Schröder soll ihm zur Kanzlerkandidatur geraten haben
Der 72-Jährige hat ihm, so berichtete die "Bild"-Zeitung, im persönlichen Gespräch zur Kandidatur geraten. Er traut ihm zu, gegen Merkel zu bestehen - und ihren Job zu machen: "Sigmar Gabriel ist dem Amt des Bundeskanzlers physisch und psychisch gewachsen". So zitieren ihn die Gabriel-Biografen Christoph Hickmann und Daniel Friedrich Sturm in ihrem kürzlich erschienen Buch. Schröder sagt: "Wenn er kandidiert, werde ich ihn selbstverständlich dort unterstützen, wo das gewünscht ist."
Öffentlich gibt Schröder seine Präferenz nicht zu erkennen. Vielleicht hat er daraus gelernt, was vor fünf Jahren passierte, als sich erst der damals noch lebende Altkanzler Helmut Schmidt und dann Schröder für die Kanzlerkandidatur von Peer Steinbrück aussprachen. Am Ende wurde die K-Frage übereilt entschieden, die Steinbrück-Kampagne startete chaotisch und endete erfolglos.
Der damalige niedersächsische Ministerpräsident Schröder hat Gabriels Talent früh erkannt und setzte bald auf ihn. Schon mit 38 durfte er die SPD-Landtagsfraktion in Hannover anführen, nach seiner ersten Rede in dieser Rolle, einem fulminanten Auftritt, soll Schröder intern gesagt haben: "A star is born". In Gabriel, 15 Jahre jünger als Schröder, erkannte dieser wohl eine Menge von sich selbst: politische Rauflust, Freude an der Zuspitzung, eine gewisse Ruchlosigkeit. Man könnte es auch Machtwillen nennen. Zudem ähneln sich die Biografien, wobei Schröder aus noch kleineren Verhältnissen als Gabriel stammt.

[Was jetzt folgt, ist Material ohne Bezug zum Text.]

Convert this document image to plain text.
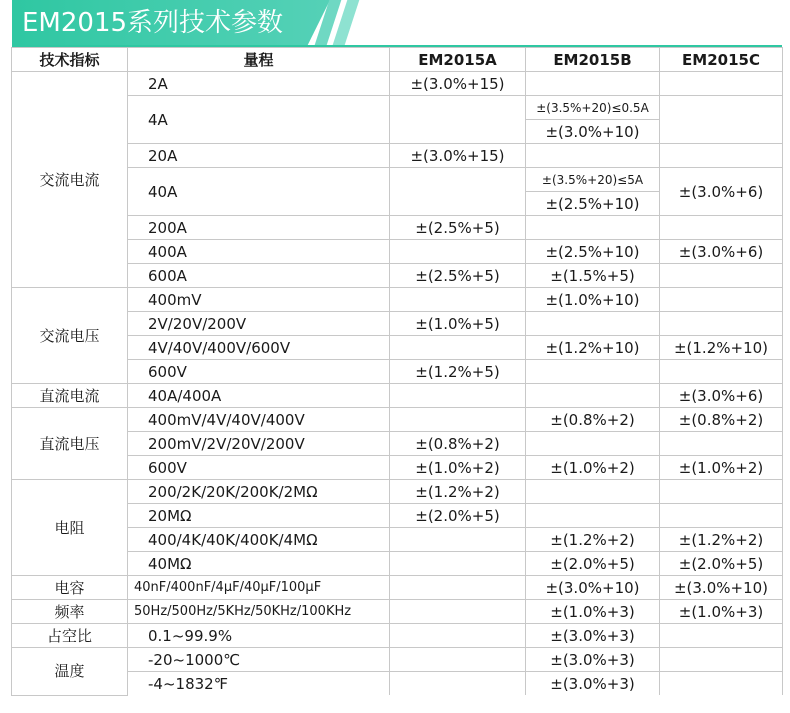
EM2015系列技术参数
技术指标	量程	EM2015A	EM2015B	EM2015C
交流电流	2A	±(3.0%+15)		
	4A		±(3.5%+20)≤0.5A	
			±(3.0%+10)	
	20A	±(3.0%+15)		
	40A		±(3.5%+20)≤5A	±(3.0%+6)
			±(2.5%+10)	
	200A	±(2.5%+5)		
	400A		±(2.5%+10)	±(3.0%+6)
	600A	±(2.5%+5)	±(1.5%+5)	
交流电压	400mV		±(1.0%+10)	
	2V/20V/200V	±(1.0%+5)		
	4V/40V/400V/600V		±(1.2%+10)	±(1.2%+10)
	600V	±(1.2%+5)		
直流电流	40A/400A			±(3.0%+6)
直流电压	400mV/4V/40V/400V		±(0.8%+2)	±(0.8%+2)
	200mV/2V/20V/200V	±(0.8%+2)		
	600V	±(1.0%+2)	±(1.0%+2)	±(1.0%+2)
电阻	200/2K/20K/200K/2MΩ	±(1.2%+2)		
	20MΩ	±(2.0%+5)		
	400/4K/40K/400K/4MΩ		±(1.2%+2)	±(1.2%+2)
	40MΩ		±(2.0%+5)	±(2.0%+5)
电容	40nF/400nF/4μF/40μF/100μF		±(3.0%+10)	±(3.0%+10)
频率	50Hz/500Hz/5KHz/50KHz/100KHz		±(1.0%+3)	±(1.0%+3)
占空比	0.1~99.9%		±(3.0%+3)	
温度	-20~1000℃		±(3.0%+3)	
	-4~1832℉		±(3.0%+3)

Schröder hat es sich nicht nehmen lassen, die Gabriel-Biografie vor einigen Wochen höchstpersönlich vorzustellen. "Mein Vertrauen hat er", sagte er bei diesem Anlass.

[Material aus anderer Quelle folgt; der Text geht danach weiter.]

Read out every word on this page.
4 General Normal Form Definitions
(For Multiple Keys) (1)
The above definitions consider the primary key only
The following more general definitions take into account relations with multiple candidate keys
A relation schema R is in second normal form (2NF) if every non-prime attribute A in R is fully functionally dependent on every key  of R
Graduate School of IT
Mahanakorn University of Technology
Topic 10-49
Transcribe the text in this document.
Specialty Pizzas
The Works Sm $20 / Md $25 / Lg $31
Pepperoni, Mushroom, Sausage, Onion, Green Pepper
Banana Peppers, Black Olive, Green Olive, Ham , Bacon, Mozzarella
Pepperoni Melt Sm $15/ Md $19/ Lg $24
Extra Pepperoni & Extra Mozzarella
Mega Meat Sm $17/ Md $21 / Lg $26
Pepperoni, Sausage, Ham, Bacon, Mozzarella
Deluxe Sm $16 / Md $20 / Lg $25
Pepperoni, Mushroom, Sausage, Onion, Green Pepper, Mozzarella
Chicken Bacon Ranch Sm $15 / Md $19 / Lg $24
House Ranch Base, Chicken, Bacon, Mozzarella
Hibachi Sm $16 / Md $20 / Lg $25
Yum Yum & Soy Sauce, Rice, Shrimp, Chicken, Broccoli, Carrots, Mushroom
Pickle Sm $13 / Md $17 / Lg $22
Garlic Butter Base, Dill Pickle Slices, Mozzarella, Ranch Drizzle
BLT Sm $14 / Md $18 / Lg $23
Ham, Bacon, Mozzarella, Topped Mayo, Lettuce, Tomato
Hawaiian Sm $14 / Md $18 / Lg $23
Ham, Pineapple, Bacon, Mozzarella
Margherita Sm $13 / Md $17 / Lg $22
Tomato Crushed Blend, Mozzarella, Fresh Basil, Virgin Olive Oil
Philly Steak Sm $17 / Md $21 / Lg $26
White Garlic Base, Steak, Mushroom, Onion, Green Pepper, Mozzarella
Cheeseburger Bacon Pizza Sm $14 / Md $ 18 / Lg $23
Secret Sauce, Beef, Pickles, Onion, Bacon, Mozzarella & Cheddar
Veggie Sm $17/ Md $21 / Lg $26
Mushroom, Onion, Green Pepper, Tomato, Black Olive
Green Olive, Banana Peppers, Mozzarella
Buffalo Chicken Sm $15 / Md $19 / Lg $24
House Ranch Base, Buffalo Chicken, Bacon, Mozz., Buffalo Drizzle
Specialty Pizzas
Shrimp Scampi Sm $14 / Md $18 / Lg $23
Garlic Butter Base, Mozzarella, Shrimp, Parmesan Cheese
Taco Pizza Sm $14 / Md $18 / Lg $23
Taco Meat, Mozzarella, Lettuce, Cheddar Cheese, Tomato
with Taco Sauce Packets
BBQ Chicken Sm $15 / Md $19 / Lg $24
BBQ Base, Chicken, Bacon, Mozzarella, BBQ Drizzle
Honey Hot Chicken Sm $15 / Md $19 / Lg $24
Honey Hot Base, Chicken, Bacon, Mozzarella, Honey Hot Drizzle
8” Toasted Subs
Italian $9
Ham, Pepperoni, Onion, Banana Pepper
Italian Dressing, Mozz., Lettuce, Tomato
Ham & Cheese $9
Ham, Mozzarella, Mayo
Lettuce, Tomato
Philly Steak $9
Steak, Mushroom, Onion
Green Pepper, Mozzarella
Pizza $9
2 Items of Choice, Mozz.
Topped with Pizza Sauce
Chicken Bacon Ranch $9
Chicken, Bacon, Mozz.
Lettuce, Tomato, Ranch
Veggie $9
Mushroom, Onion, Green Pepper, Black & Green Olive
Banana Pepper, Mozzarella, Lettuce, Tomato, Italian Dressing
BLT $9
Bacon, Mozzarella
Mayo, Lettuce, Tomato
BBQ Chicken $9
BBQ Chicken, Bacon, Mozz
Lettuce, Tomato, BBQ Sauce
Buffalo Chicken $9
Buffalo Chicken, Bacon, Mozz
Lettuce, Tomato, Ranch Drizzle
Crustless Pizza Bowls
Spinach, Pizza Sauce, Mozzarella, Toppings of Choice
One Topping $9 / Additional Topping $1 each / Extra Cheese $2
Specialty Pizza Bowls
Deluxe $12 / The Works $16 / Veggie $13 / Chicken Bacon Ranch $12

Das Wort des Altkanzlers zählt immer noch eine Menge
Dagegen scheint es vielen Bürgern an Vertrauen in Gabriel zu mangeln, auch das zeigen Umfragen. Deshalb könnte ihm Schröder für den Wahlkampf gegen Merkel eine große Hilfe sein. Trotz seiner zweifelhaften Geschäftsaktivitäten wird der Altkanzler von den Deutschen hochgeschätzt, sein Wort zählt etwas im Lande. Erst vor wenigen Tagen riet er seiner Partei in der "Wirtschaftswoche", sich die rot-rot-grüne Option für die Bundestagswahl offenzuhalten: Gabriel würde es enorm helfen, wenn Schröder den Deutschen im Wahlkampf die Angst vor einem Linksbündnis nimmt - wohl die einzige Option, um Merkel abzulösen.
Der Vizekanzler sucht schon seit geraumer Zeit den Rat Schröders vor wichtigen Entscheidungen. Die beiden treffen sich in unregelmäßigen Abständen, telefonieren häufig. Unlängst hat der Altkanzler Wirtschaftsminister Gabriel sogar richtig aus der Patsche geholfen: Erst die Schlichtung durch Schröder und den Chef der Dienstleistungsgewerkschaft Verdi, Frank Bsirske, brachte die festgefahrenen Verhandlungen über die Rettung der Arbeitsplätze bei Kaiser`s Tengelmann zu einem guten Ende.
Gabriel hat wiederum dafür gesorgt, dass Schröder und seine Partei sich wieder annähern: Im vergangenen Dezember sprach der Altkanzler zum ersten Mal seit acht Jahren auf einem Bundesparteitag. Seitdem trat Schröder vermehrt auf SPD-Veranstaltungen auf, zuletzt mit Gabriel auf einem Industriekongress in Düsseldorf.
Schröder könnte Gabriels bester Mann sein. Jetzt muss der SPD-Chef nur noch antreten.